The larvae are aquatic for 4-6 weeks, then they will start to morph, clours may be more visible, eyes change position and they will need access to a dry area, or they will drown.

Would love to see pics, and maybe able to see if your female is gravid.
Good Luck

Ben


----------



## cpiggott22 (Apr 1, 2009)

I told ya Ben would know :no1:


----------



## Ben W (Nov 18, 2008)

:Na_Na_Na_Na:


----------



## stephengoff (Mar 12, 2008)

Thanks BenW for the advice, i was considering to use brita water aswell, i always used mountin fresh bottled water. 

I have a pic of the male. I get photo's of the female soon..




This is the male, i worry for him as well as i've never really see him eat and he never take hand offered food, compared to the female who would snatch out of my hand. I always leave a crickets and worms in the cage for them. He should be alright though.

As for the female i guess i will jus have to wait, and keep a close eye on her.

Thanks people for the advice i like hearing from peoples own experience of breeding and keeping these wicked creatures.


----------



## stephengoff (Mar 12, 2008)

Also i was jus wondering how would you lot would handle the miniture fire salamanders ? Any good techniques ?


----------



## cpiggott22 (Apr 1, 2009)

lol, baby sals are teeny tiny. I tend not to handle sals anyway cos of chemicals etc but when I do need to move the littlies I moisten a spoon. Your chap looks slim but by no means underweight. Sals can go a heck of a long time without food...we only need to top our viv up with grub about once a month as they have such slow metabolism. I'm sure he'll adjust to his new environment. Are they wild caught? If so, remember he could be carrying any number of nasties and if he doesn't eat or seem right you may want to consider a decent vet.


----------



## Ben W (Nov 18, 2008)

The male is a terrestris, not a fastuosa, sorry!

Nice specimen though.

Ben


----------



## cpiggott22 (Apr 1, 2009)

I'm glad you said that! When I saw him something registered in the back of my brain but was too scared to tell the rest of me. Fatuosa have much more yellow don't they?


----------



## Ben W (Nov 18, 2008)

Indeed, they are more striped generally, although not always,thats why i like location details or i tend not to buy, you can be a bit more certain, although populations do overlap.
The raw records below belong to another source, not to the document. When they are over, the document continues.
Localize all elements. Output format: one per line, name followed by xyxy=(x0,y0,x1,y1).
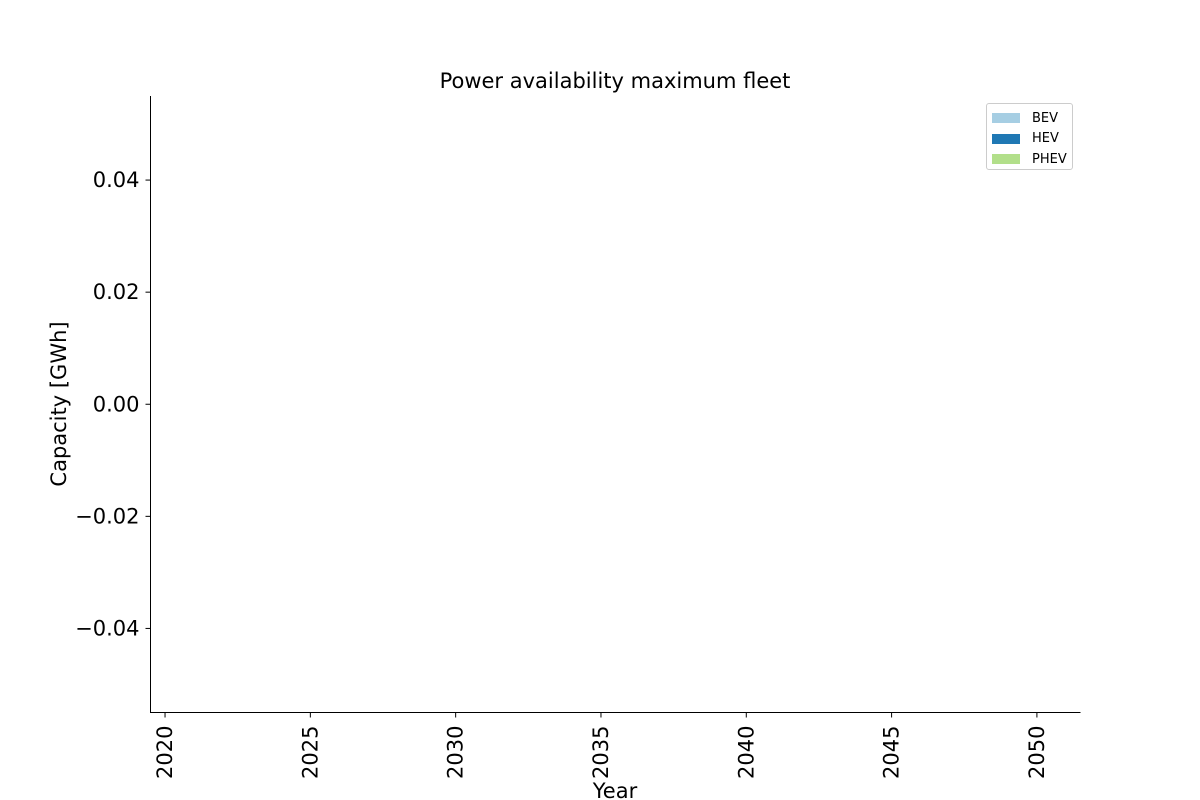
y-tick-label: 0.02 xyxy=(93,280,140,304)
y-tick-label: 0.04 xyxy=(93,168,140,192)
x-tick-label: 2040 xyxy=(734,726,758,779)
y-axis-label: Capacity [GWh] xyxy=(47,321,71,486)
legend-label: HEV xyxy=(1032,131,1059,147)
y-tick-label: −0.02 xyxy=(75,504,139,528)
y-tick-label: 0.00 xyxy=(93,392,140,416)
legend-item-bev: BEV xyxy=(992,108,1072,129)
legend-label: BEV xyxy=(1032,110,1059,126)
legend-swatch xyxy=(992,133,1020,144)
x-tick-label: 2030 xyxy=(444,726,468,779)
legend-item-hev: HEV xyxy=(992,129,1072,150)
x-tick-label: 2025 xyxy=(298,726,322,779)
y-tick-label: −0.04 xyxy=(75,616,139,640)
legend-swatch xyxy=(992,113,1020,124)
y-axis-ticks: 0.04 0.02 0.00 −0.02 −0.04 xyxy=(75,168,151,640)
x-tick-label: 2045 xyxy=(880,726,904,779)
legend-label: PHEV xyxy=(1032,151,1067,167)
x-tick-label: 2050 xyxy=(1025,726,1049,779)
x-tick-label: 2020 xyxy=(153,726,177,779)
legend: BEV HEV PHEV xyxy=(986,103,1073,170)
legend-swatch xyxy=(992,154,1020,165)
chart-title: Power availability maximum fleet xyxy=(440,69,791,93)
x-axis-label: Year xyxy=(592,779,638,800)
x-axis-ticks: 2020 2025 2030 2035 2040 2045 2050 xyxy=(153,712,1049,779)
x-tick-label: 2035 xyxy=(589,726,613,779)
legend-item-phev: PHEV xyxy=(992,149,1072,170)
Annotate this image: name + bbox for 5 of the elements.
If you look in my fire album you will see the difference between a fastuosa and a terrestris


----------



## stephengoff (Mar 12, 2008)

Thanks guys for the great feedback. 
I thought they were fastuosa as my sals are more stripped than spotted. But thanks for pointing that out to me.

I also think the male is slightely under-weight, but nothing to serious, taking into consideration there metabolic rate etc.

The female is larger than the male, i'll put sum photos on 2moz. Promise.....


----------